FRUIT JELLIES

by Ed Halmagyi

Instructions

I get a lot of email. Most of it’s important, and many of them are from viewers and readers looking for advice or recipes. That said, I have a message for Slava from Romania – I really don’t need to know how to lengthen any part of my body by four inches, regardless of how many times you may suggest otherwise.

At the moment, as Spring’s bounty begins to weigh heavily on the branches of many suburban backyards, the most common request I’m getting in email is for ways in which to preserve the flavours of the season, so that we can enjoy them when the world turns cold once more, as it inevitably does. It seems that a communal sense of thrift and old-worldliness has crept in unnoticed.

It’s the ancient art of preserving, one of my greatest passions. In essence, folks just want to know how to stop the onward march of time. Simple, eh?

To capture the tastes of a season we traditionally look to the jams, pickles and chutneys for our preserving techniques, and with good reason. They’re effective, delicious and easy to prepare. But your choices are actually more widespread, and sometimes more rewarding.

Take fruit jellies as an example. They’re a simple idea – stabilise the perfect flavour of seasonal offering into a soft jellied mould, then cut it into pieces and coat each in sugar to create the most intense, sweet and more-ish encapsulation of the parent fruit tat you can imagine. It’s kind of like the fruit pastilles you may have had when you were in short pants and a school hat, but it’s a little more grown up than that.

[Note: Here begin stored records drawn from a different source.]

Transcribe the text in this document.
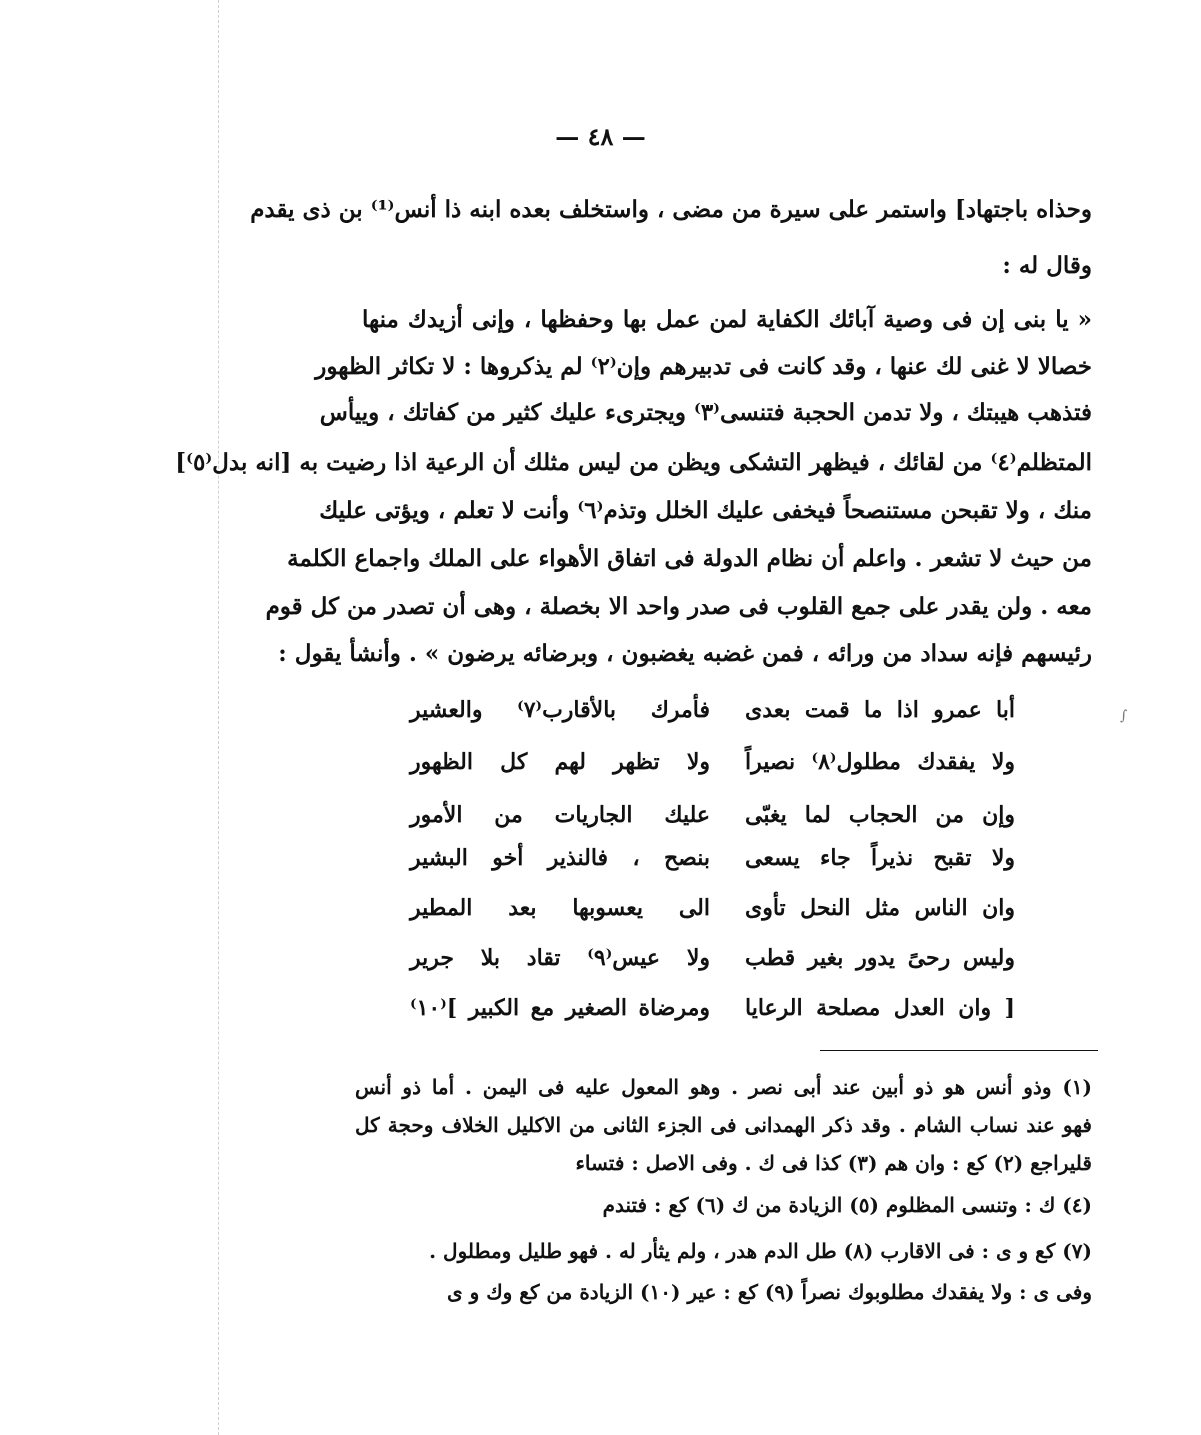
— ٤٨ —
وحذاه باجتهاد] واستمر على سيرة من مضى ، واستخلف بعده ابنه ذا أنس⁽¹⁾ بن ذى يقدم
وقال له :
« يا بنى إن فى وصية آبائك الكفاية لمن عمل بها وحفظها ، وإنى أزيدك منها
خصالا لا غنى لك عنها ، وقد كانت فى تدبيرهم وإن⁽٢⁾ لم يذكروها : لا تكاثر الظهور
فتذهب هيبتك ، ولا تدمن الحجبة فتنسى⁽٣⁾ ويجترىء عليك كثير من كفاتك ، وييأس
المتظلم⁽٤⁾ من لقائك ، فيظهر التشكى ويظن من ليس مثلك أن الرعية اذا رضيت به [انه بدل⁽٥⁾]
منك ، ولا تقبحن مستنصحاً فيخفى عليك الخلل وتذم⁽٦⁾ وأنت لا تعلم ، ويؤتى عليك
من حيث لا تشعر . واعلم أن نظام الدولة فى اتفاق الأهواء على الملك واجماع الكلمة
معه . ولن يقدر على جمع القلوب فى صدر واحد الا بخصلة ، وهى أن تصدر من كل قوم
رئيسهم فإنه سداد من ورائه ، فمن غضبه يغضبون ، وبرضائه يرضون » . وأنشأ يقول :
أبا عمرو اذا ما قمت بعدى
فأمرك بالأقارب⁽٧⁾ والعشير
ولا يفقدك مطلول⁽٨⁾ نصيراً
ولا تظهر لهم كل الظهور
وإن من الحجاب لما يغبّى
عليك الجاريات من الأمور
ولا تقبح نذيراً جاء يسعى
بنصح ، فالنذير أخو البشير
وان الناس مثل النحل تأوى
الى يعسوبها بعد المطير
وليس رحىً يدور بغير قطب
ولا عيس⁽٩⁾ تقاد بلا جرير
[ وان العدل مصلحة الرعايا
ومرضاة الصغير مع الكبير ]⁽١٠⁾
∫
(١) وذو أنس هو ذو أبين عند أبى نصر . وهو المعول عليه فى اليمن . أما ذو أنس
فهو عند نساب الشام . وقد ذكر الهمدانى فى الجزء الثانى من الاكليل الخلاف وحجة كل
قليراجع (٢) كع : وان هم (٣) كذا فى ك . وفى الاصل : فتساء
(٤) ك : وتنسى المظلوم (٥) الزيادة من ك (٦) كع : فتندم
(٧) كع و ى : فى الاقارب (٨) طل الدم هدر ، ولم يثأر له . فهو طليل ومطلول .
وفى ى : ولا يفقدك مطلوبوك نصراً (٩) كع : عير (١٠) الزيادة من كع وك و ى
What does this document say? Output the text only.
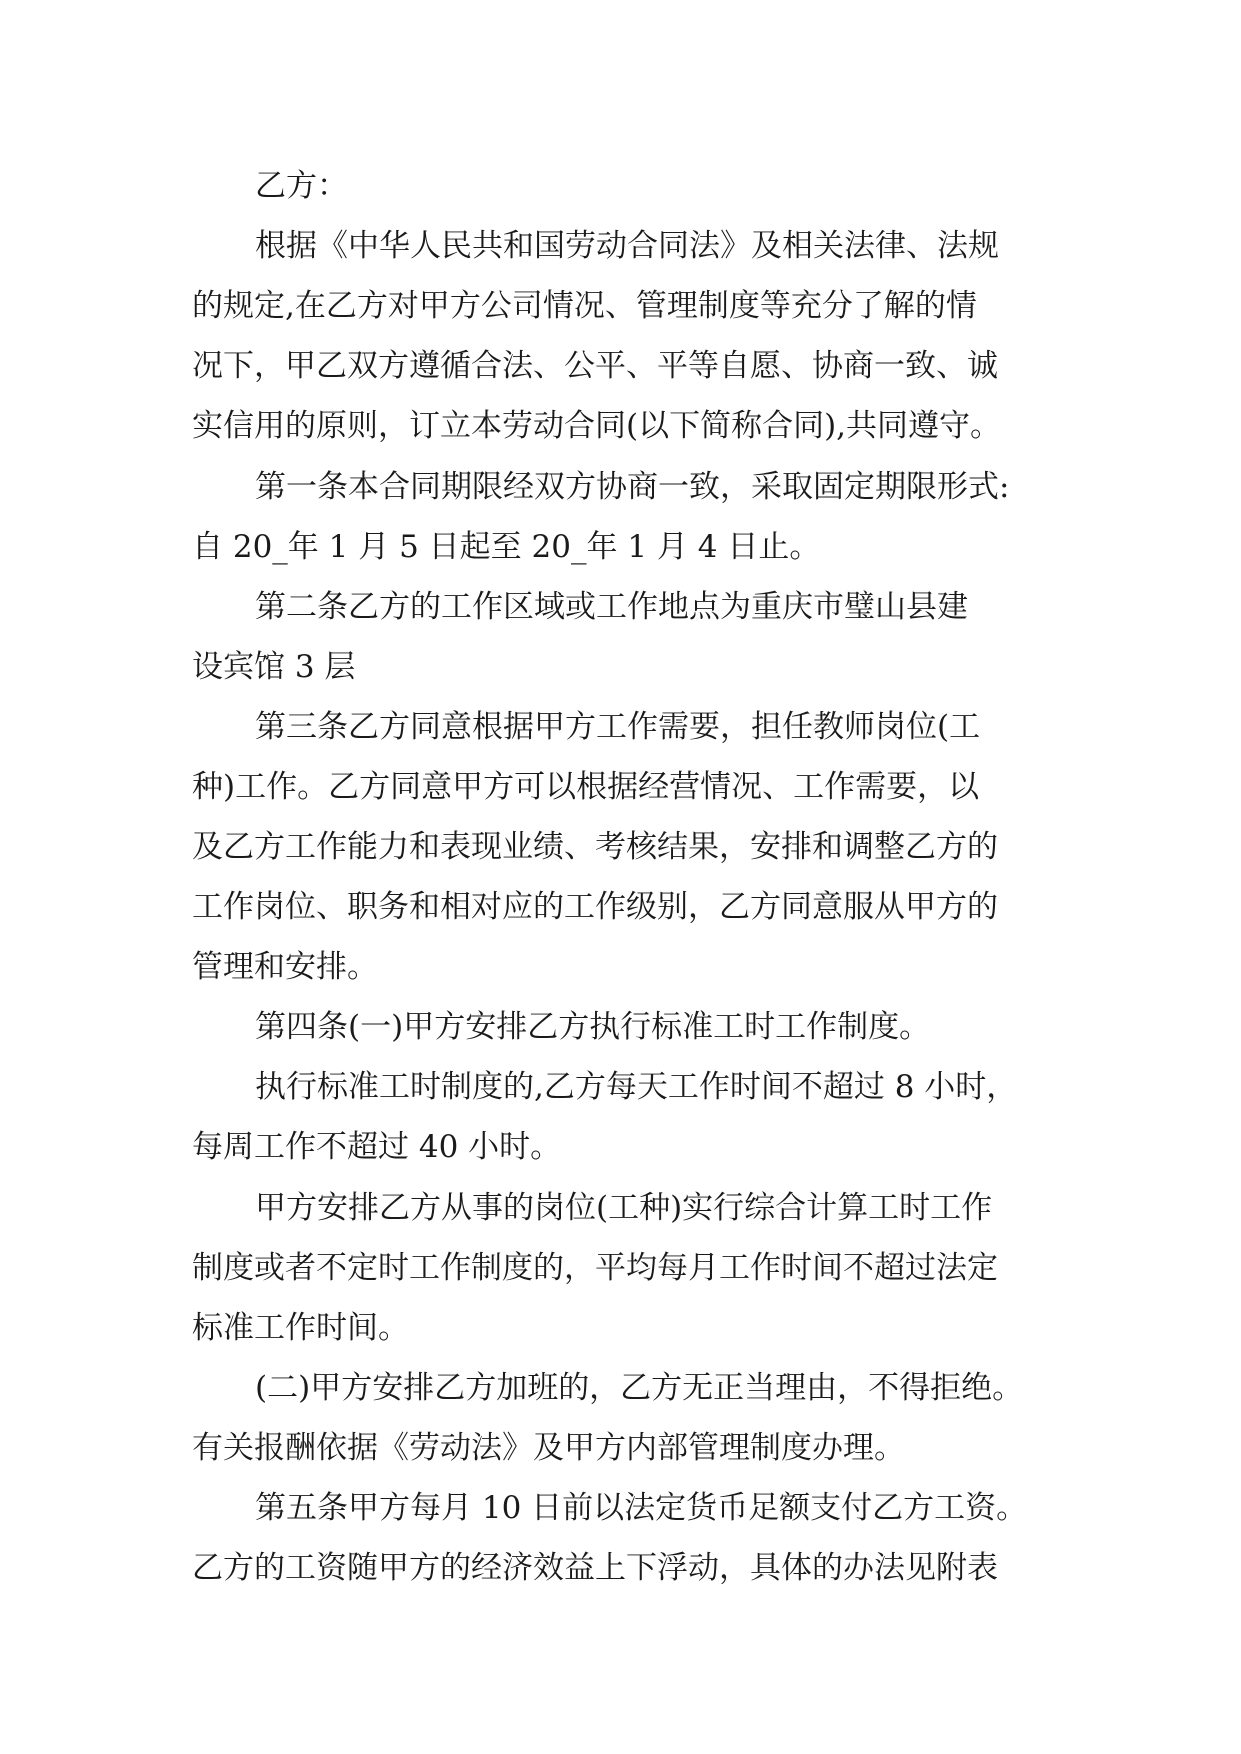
乙方：
根据《中华人民共和国劳动合同法》及相关法律、法规
的规定,在乙方对甲方公司情况、管理制度等充分了解的情
况下，甲乙双方遵循合法、公平、平等自愿、协商一致、诚
实信用的原则，订立本劳动合同(以下简称合同),共同遵守。
第一条本合同期限经双方协商一致，采取固定期限形式:
自 20_年 1 月 5 日起至 20_年 1 月 4 日止。
第二条乙方的工作区域或工作地点为重庆市璧山县建
设宾馆 3 层
第三条乙方同意根据甲方工作需要，担任教师岗位(工
种)工作。乙方同意甲方可以根据经营情况、工作需要，以
及乙方工作能力和表现业绩、考核结果，安排和调整乙方的
工作岗位、职务和相对应的工作级别，乙方同意服从甲方的
管理和安排。
第四条(一)甲方安排乙方执行标准工时工作制度。
执行标准工时制度的,乙方每天工作时间不超过 8 小时，
每周工作不超过 40 小时。
甲方安排乙方从事的岗位(工种)实行综合计算工时工作
制度或者不定时工作制度的，平均每月工作时间不超过法定
标准工作时间。
(二)甲方安排乙方加班的，乙方无正当理由，不得拒绝。
有关报酬依据《劳动法》及甲方内部管理制度办理。
第五条甲方每月 10 日前以法定货币足额支付乙方工资。
乙方的工资随甲方的经济效益上下浮动，具体的办法见附表
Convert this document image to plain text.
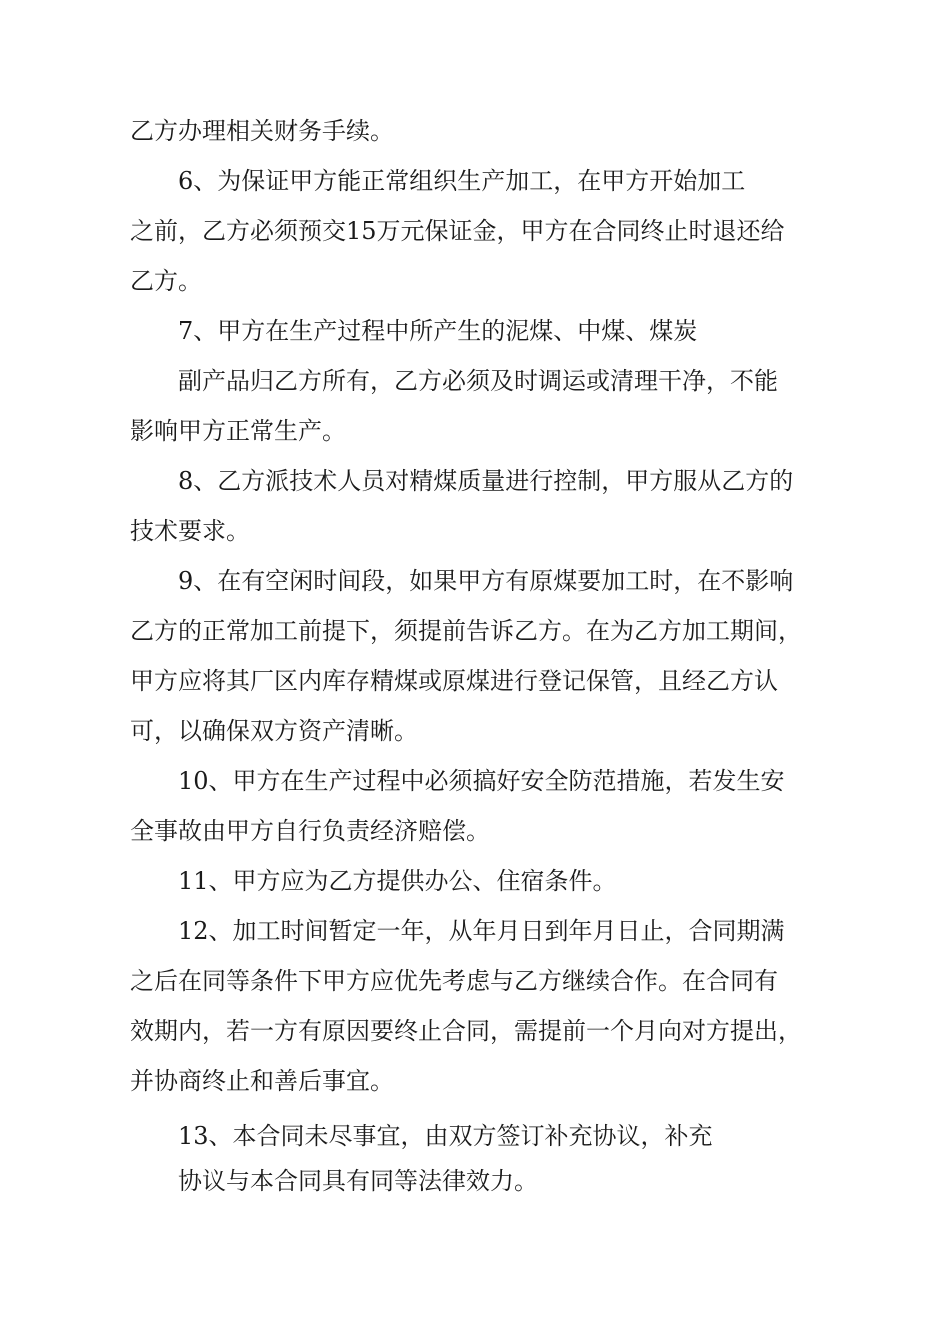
乙方办理相关财务手续。

6、为保证甲方能正常组织生产加工，在甲方开始加工

之前，乙方必须预交15万元保证金，甲方在合同终止时退还给

乙方。

7、甲方在生产过程中所产生的泥煤、中煤、煤炭

副产品归乙方所有，乙方必须及时调运或清理干净，不能

影响甲方正常生产。

8、乙方派技术人员对精煤质量进行控制，甲方服从乙方的

技术要求。

9、在有空闲时间段，如果甲方有原煤要加工时，在不影响

乙方的正常加工前提下，须提前告诉乙方。在为乙方加工期间，

甲方应将其厂区内库存精煤或原煤进行登记保管，且经乙方认

可，以确保双方资产清晰。

10、甲方在生产过程中必须搞好安全防范措施，若发生安

全事故由甲方自行负责经济赔偿。

11、甲方应为乙方提供办公、住宿条件。

12、加工时间暂定一年，从年月日到年月日止，合同期满

之后在同等条件下甲方应优先考虑与乙方继续合作。在合同有

效期内，若一方有原因要终止合同，需提前一个月向对方提出，

并协商终止和善后事宜。

13、本合同未尽事宜，由双方签订补充协议，补充

协议与本合同具有同等法律效力。
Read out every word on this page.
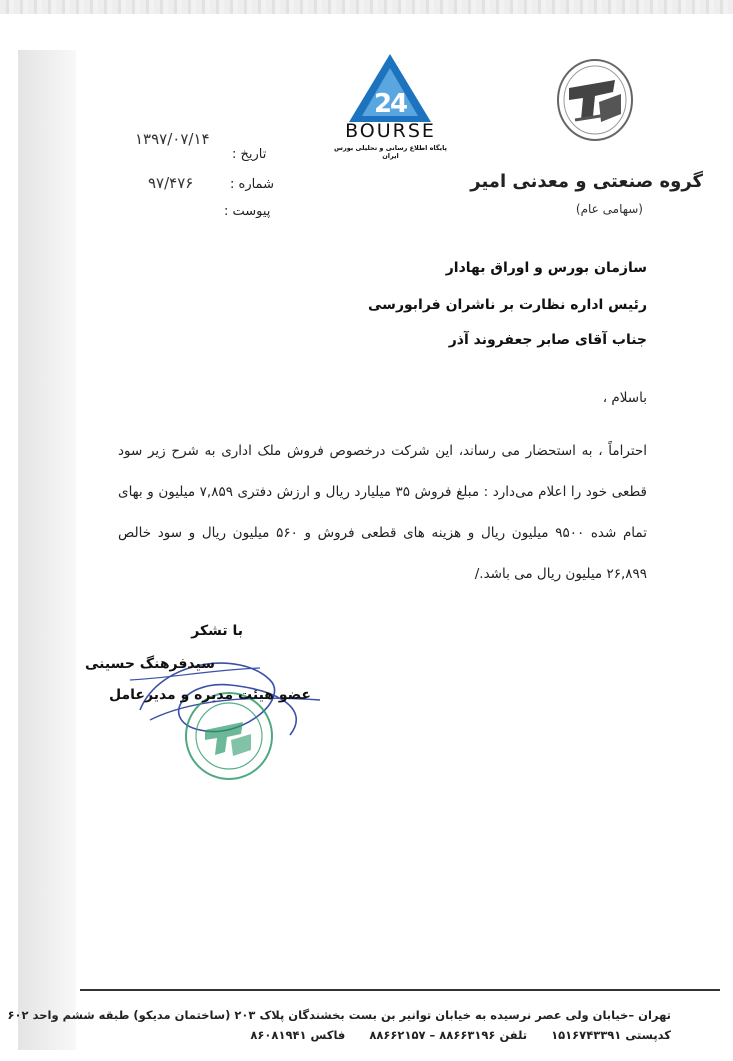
۱۳۹۷/۰۷/۱۴
تاریخ :
۹۷/۴۷۶	شماره :
پیوست :
2
4
BOURSE
پایگاه اطلاع رسانی و تحلیلی بورس ایران
گروه صنعتی و معدنی امیر
(سهامی عام)
سازمان بورس و اوراق بهادار
رئیس اداره نظارت بر ناشران فرابورسی
جناب آقای صابر جعفروند آذر
باسلام ،
احتراماً ، به استحضار می رساند، این شرکت درخصوص فروش ملک اداری به شرح زیر سود قطعی خود را اعلام می‌دارد : مبلغ فروش ۳۵ میلیارد ریال و ارزش دفتری ۷,۸۵۹ میلیون و بهای تمام شده ۹۵۰۰ میلیون ریال و هزینه های قطعی فروش و ۵۶۰ میلیون ریال و سود خالص ۲۶,۸۹۹ میلیون ریال می باشد./
با تشکر
سیدفرهنگ حسینی
عضو هیئت مدیره و مدیرعامل
تهران –خیابان ولی عصر نرسیده به خیابان توانیر بن بست بخشندگان پلاک ۲۰۳ (ساختمان مدیکو) طبقه ششم واحد ۶۰۲
کدپستی ۱۵۱۶۷۴۳۳۹۱      تلفن ۸۸۶۶۳۱۹۶ – ۸۸۶۶۲۱۵۷      فاکس ۸۶۰۸۱۹۴۱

‘Pate de fruits’, as the French call them, is not a lolly for kids, but in fact an elegant and sophisticated petits four that defines the skill of a true pastry chef or confiseur. The supple and yielding, yet intense and beguiling….actually hold on., that’s starting to sound like an ad for a chick flick!!!

The simple fact is this. Once you’ve learned the recipe for one flavour, you’ve learned the recipe for all of them. Regardless of what is in your shops or blossoming in your yard, you can prepare homemade sweets that will thrill your friends and family while celebrating your cunning as a cook!